An increase of reliability by 9% means that buses now arrive on time 80% of the time? Does this mean that on-time performance was actually 71% and it increased by 9 percentage points to around 80%? Or was it actually around 74% (as it seems from the October Excellerator Report) and it increased to around 80%?
What’s going on here?
To try to find out the Transportation Alliance went out into the field and collected its own data to measure on-time performance. In August, Transportation Alliance staff and volunteers recorded on-time performance data for LocalLink routes 61, 51, 95, 37, 79, 31, and 71. Those observations showed an on-time performance of just 50%. Although it was not a comprehensive measurement of the entire system, a bus showing up on-time only half of the time is what riders actually experienced during the hours observed.
The discrepancy between our observations and what MTA publicly reports, whichever number you choose, is large enough to raise some serious questions.

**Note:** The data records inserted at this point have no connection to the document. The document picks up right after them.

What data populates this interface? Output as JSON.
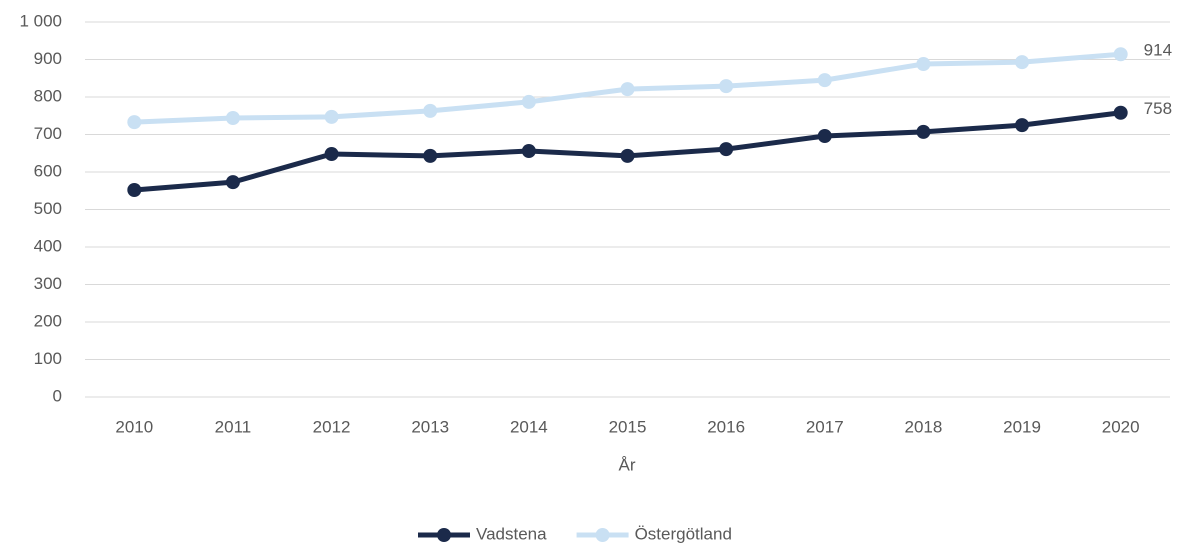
{
  "chart_data": {
    "type": "line",
    "x_label": "År",
    "categories": [
      "2010",
      "2011",
      "2012",
      "2013",
      "2014",
      "2015",
      "2016",
      "2017",
      "2018",
      "2019",
      "2020"
    ],
    "series": [
      {
        "name": "Vadstena",
        "color": "#1b2a4a",
        "values": [
          552,
          573,
          648,
          643,
          656,
          643,
          661,
          696,
          707,
          725,
          758
        ]
      },
      {
        "name": "Östergötland",
        "color": "#c9e0f3",
        "values": [
          733,
          744,
          747,
          763,
          787,
          821,
          829,
          845,
          888,
          893,
          914
        ]
      }
    ],
    "ylim": [
      0,
      1000
    ],
    "yticks": [
      0,
      100,
      200,
      300,
      400,
      500,
      600,
      700,
      800,
      900,
      {
        "value": 1000,
        "label": "1 000"
      }
    ],
    "grid": true,
    "data_labels": "last",
    "legend": "bottom"
  }
}
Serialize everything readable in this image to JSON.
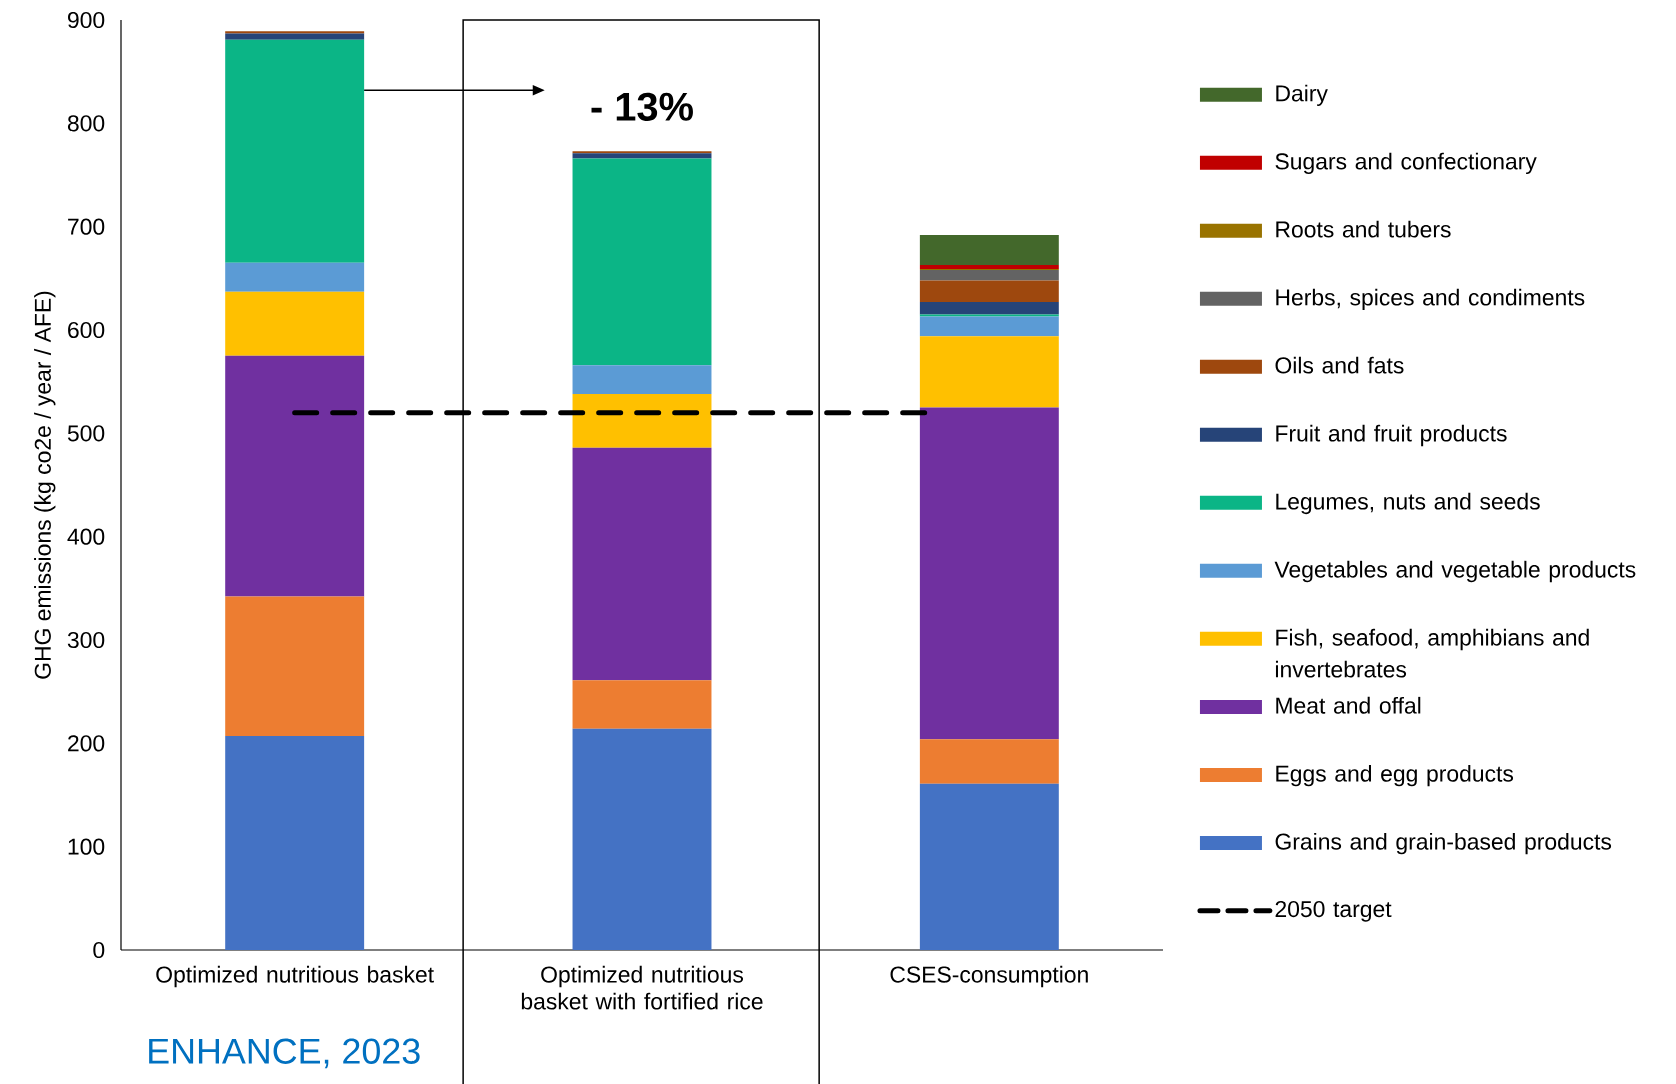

We need a full and honest accounting of how reliable the buses really are. MTA should publish a methodology on how it defines and calculates on-time performance. Additionally, MTA should follow the example of agencies like the Massachusetts Bay Transportation Authority and report on-time performance for each route, instead of an overall number for the entire system.
For something as basic as whether the bus shows up on-time, we need a better performance measure than MTA now provides. We hope this incomplete grade gets fixed as soon as possible.